6 best practices for third-party risk management

Furthermore, Valente recommends that CISOs create assessments that can easily and quickly flag potential security issues at third parties that would then trigger a deeper dive into their security practices. “Find the questions that are going to give you the red flags,” she tells CSO.

Valente explains that asking third parties how often they test their business continuity plans, for example, or whether they have a dedicated incident response team can help CIOs gauge the maturity of those third parties’ security programs. This in turn can help CISOs determine whether a third party has the minimum required security in place to warrant moving a contract with it forward — or whether a third party should be quickly disqualified from consideration because it can’t even pass the initial screening. Valente notes that CISOs have a lot of room for improvement with their assessment processes. She points to Forrester research, which has found that fewer than 50% of risk decision-makers said their organizations assess all third parties while 10% said they only assess the third parties they’re explicitly asked to assess.

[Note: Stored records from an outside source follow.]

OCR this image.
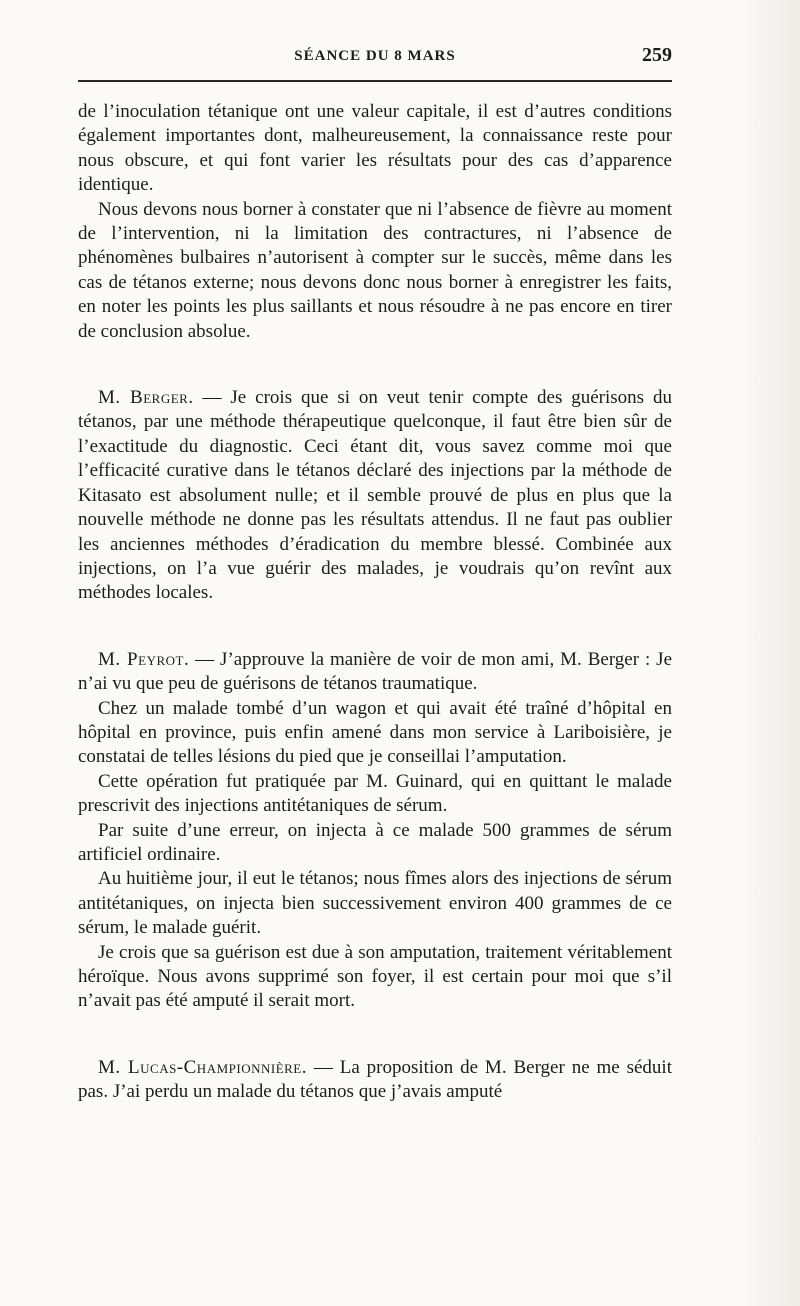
SÉANCE DU 8 MARS	259

de l’inoculation tétanique ont une valeur capitale, il est d’autres conditions également importantes dont, malheureusement, la connaissance reste pour nous obscure, et qui font varier les résultats pour des cas d’apparence identique.

Nous devons nous borner à constater que ni l’absence de fièvre au moment de l’intervention, ni la limitation des contractures, ni l’absence de phénomènes bulbaires n’autorisent à compter sur le succès, même dans les cas de tétanos externe; nous devons donc nous borner à enregistrer les faits, en noter les points les plus saillants et nous résoudre à ne pas encore en tirer de conclusion absolue.

M. Berger. — Je crois que si on veut tenir compte des guérisons du tétanos, par une méthode thérapeutique quelconque, il faut être bien sûr de l’exactitude du diagnostic. Ceci étant dit, vous savez comme moi que l’efficacité curative dans le tétanos déclaré des injections par la méthode de Kitasato est absolument nulle; et il semble prouvé de plus en plus que la nouvelle méthode ne donne pas les résultats attendus. Il ne faut pas oublier les anciennes méthodes d’éradication du membre blessé. Combinée aux injections, on l’a vue guérir des malades, je voudrais qu’on revînt aux méthodes locales.

M. Peyrot. — J’approuve la manière de voir de mon ami, M. Berger : Je n’ai vu que peu de guérisons de tétanos traumatique.

Chez un malade tombé d’un wagon et qui avait été traîné d’hôpital en hôpital en province, puis enfin amené dans mon service à Lariboisière, je constatai de telles lésions du pied que je conseillai l’amputation.

Cette opération fut pratiquée par M. Guinard, qui en quittant le malade prescrivit des injections antitétaniques de sérum.

Par suite d’une erreur, on injecta à ce malade 500 grammes de sérum artificiel ordinaire.

Au huitième jour, il eut le tétanos; nous fîmes alors des injections de sérum antitétaniques, on injecta bien successivement environ 400 grammes de ce sérum, le malade guérit.

Je crois que sa guérison est due à son amputation, traitement véritablement héroïque. Nous avons supprimé son foyer, il est certain pour moi que s’il n’avait pas été amputé il serait mort.

M. Lucas-Championnière. — La proposition de M. Berger ne me séduit pas. J’ai perdu un malade du tétanos que j’avais amputé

5. Leverage the third-party contracting process to benefit security

When security assessments happen also matters, according to experts. Those security checks on third parties — whether supplier, vendors, or partners — typically happen during procurement, says Tim Witos, vice president of information security and risk management at McKesson, a healthcare and healthcare tech company. Too often the assessments come at the tail end of the process, when much of the negotiation is done, leaving CISOs with little to no leverage.

“Most organizations at best have language about security requirements that are reviewed at signing,” says Witos, who also serves as a council member with the Health 3PT Initiative, a collaborative of care providers, health systems and other healthcare organizations focused on reducing third-party information security risk with more reliable and consistent assurances.

CISOs would do well to get involved early in the procurement process, Witos and others say. They say CISOs should start by educating leaders within their organizations on what security elements will be required of any third parties. CISOs also should communicate early to potential vendors and partners what security standards they’ll have to have in order to ink any deals with the organization.

“We [CISOs] sometimes fail to have a conversation about what we expect,” Witos adds. “So set the expectations of what you’re looking for and why early; understand what you’re looking for a vendor to have when it comes to security. Make your legal team, your sourcing and your procurement team aware of the security requirements you want from your suppliers and explain that those must go into the contracts. Then write up those requirements in a way that the suppliers can understand them.”

Moreover, Witos and others say CISOs should include additional specifics in their third-party contracts to ensure they’re effectively managing third-party risks. Those specifics include requirements for how quickly the third party must notify the CISO (or a designee) if there is a cyber incident and what information the third party will supply. They should also include a clear articulation of what security aspects the third party will handle and which the organization will own, Mettenheimer says. “Know what your vendors are on the hook for. We see time and time again that organizations and CISOs will agree to a contract and believe that a certain level of security is in place [only to learn that] that extra level of security isn’t included in the vendor’s baseline contract.”

Another specific requirement a CISO should demand is the name and contact information of the third party’s security leaders so that the CISO can reach them in case of an event (rather than trying to work through account managers who likely won’t be of much help if there’s a cyberattack).

6. Make third-party risk management an ongoing exercise

Managing the risks presented by third parties doesn’t end once those contracts are signed, says Paul Kooney, who as a managing director at consulting firm Protiviti focuses on innovative third-party risk management program development as well as cybersecurity and privacy compliance. He says organizations with the most effective, and most mature, TPRM programs create ones that are continuous in nature so that they can identify and mitigate risks as they arise throughout the organization’s relationship with each third party.

Rica adds: “Third-party risk management is a process; it’s not an event. Many are very good about that initial assessment. They’re very thorough, they get the required documents, but then they forget about it. They don’t have any way to go back to see if the risks are the same, whether they’ve changed, or whether they need to change the controls. This is where things often fall apart.”

As such, Kooney, Rica, and others advise CISOs to monitor for compliance with contractual requirements continuously and to identify adjustments and updates that may need to be required, noting that third-party risk management program software and automation can support the security teams doing this work while keeping them from being overwhelmed by the task.